Les craintes non exprimées de ces pays arabes avec leurs dirigeants coincés dans leur dilemme concernent d’abord, pour l’immédiat et pour l’aspect concret du terrain de la lutte armée, cette idée qui est exprimée en passant, de façon semble-t-il accessoire mais en réalité fondamentale, dans ces remarques de Khouri : « The main point of 11/9 in Amman is not about the specific attack, but the wider war it portends. Zarqawi's group planned, carried out and took credit for this attack in Jordan, signaling a determination to pursue the ideological and military assault on America-friendly Arab regimes that bin Ladenists have called for in recent years. »

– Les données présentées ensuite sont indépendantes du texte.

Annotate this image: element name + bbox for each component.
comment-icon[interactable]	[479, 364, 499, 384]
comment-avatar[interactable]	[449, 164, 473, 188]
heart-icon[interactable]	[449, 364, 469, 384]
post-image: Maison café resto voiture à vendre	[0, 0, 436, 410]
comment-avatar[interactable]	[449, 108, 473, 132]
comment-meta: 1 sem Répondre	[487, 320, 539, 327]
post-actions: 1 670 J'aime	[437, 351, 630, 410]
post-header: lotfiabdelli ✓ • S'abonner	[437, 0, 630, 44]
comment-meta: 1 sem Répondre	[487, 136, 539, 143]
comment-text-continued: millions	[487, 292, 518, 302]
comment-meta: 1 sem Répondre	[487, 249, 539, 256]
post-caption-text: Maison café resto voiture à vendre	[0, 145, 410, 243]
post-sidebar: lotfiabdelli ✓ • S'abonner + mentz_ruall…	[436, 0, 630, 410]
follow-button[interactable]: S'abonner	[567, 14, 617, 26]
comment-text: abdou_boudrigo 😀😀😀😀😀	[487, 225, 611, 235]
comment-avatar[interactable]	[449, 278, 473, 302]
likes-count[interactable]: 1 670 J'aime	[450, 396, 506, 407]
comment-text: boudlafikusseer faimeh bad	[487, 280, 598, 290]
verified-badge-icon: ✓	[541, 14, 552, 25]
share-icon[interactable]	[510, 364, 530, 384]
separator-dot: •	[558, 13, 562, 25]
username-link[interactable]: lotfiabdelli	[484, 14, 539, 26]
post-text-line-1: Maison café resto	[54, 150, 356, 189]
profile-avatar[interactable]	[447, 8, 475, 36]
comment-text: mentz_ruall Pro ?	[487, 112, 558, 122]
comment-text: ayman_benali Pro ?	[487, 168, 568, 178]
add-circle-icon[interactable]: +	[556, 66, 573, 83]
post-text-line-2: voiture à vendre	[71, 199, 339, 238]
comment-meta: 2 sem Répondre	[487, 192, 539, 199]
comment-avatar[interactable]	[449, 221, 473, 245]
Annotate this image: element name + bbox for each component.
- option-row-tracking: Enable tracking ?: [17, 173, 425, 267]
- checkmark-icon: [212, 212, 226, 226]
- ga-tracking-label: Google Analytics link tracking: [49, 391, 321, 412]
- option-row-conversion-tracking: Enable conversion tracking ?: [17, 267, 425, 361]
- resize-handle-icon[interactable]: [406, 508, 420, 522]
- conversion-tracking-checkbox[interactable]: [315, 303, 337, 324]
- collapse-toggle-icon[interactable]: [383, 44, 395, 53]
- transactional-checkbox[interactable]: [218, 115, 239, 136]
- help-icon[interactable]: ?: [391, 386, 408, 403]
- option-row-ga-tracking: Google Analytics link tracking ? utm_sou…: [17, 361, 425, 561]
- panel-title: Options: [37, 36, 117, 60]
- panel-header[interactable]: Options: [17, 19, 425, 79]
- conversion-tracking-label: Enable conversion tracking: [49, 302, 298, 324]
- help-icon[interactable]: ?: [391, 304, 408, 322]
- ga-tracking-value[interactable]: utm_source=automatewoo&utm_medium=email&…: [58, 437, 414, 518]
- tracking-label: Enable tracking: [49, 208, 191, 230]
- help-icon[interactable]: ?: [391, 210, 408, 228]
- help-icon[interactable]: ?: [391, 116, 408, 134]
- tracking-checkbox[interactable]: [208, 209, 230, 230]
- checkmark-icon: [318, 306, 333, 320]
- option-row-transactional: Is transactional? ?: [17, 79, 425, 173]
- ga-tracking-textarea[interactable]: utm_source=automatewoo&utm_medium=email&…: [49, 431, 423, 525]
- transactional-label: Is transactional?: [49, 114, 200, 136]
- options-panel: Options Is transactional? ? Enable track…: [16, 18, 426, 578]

La question implicite est posée: n’allons-nous pas, pensent ces dirigeants arabes, devoir affronter une véritable guerre (“the wider war”)? Ils se trouveraient alors dans l’obligation de choisir. Tout ce qu’ils sont et tout ce qu’ils ont fait et font, en plus des circonstances elles-mêmes, conduisent à conclure qu’ils choisiraient de s’engager à fond dans la guerre américaine, aux côtés des Américains. Ils se trouveront aux côtés d’un partenaire incontournable, mais également insupportable, dont la puissance décroît, dont les erreurs dans la guerre contre la terreur ne cessent de s’accumuler et s’accumuleront encore plus. Ils se trouveront ainsi devant des perspectives de déstabilisation intérieure, à cause du sentiment anti-américain du public, qui les affolent déjà.
Ce scénario est-il possible? Tout est possible dans l’époque présente où la définition même du mot “guerre” est en débat ; par conséquent, ce scénario-là ou un autre, mais avec l’incertitude qu’on constate. Par contre, une certitude est d’ores et déjà en train de s’installer: la crainte de ces dirigeants arabes d’un affrontement prenant presque les allures d’une guerre. C’est une perception mais, aujourd’hui, les perceptions plus que les faits font les crises.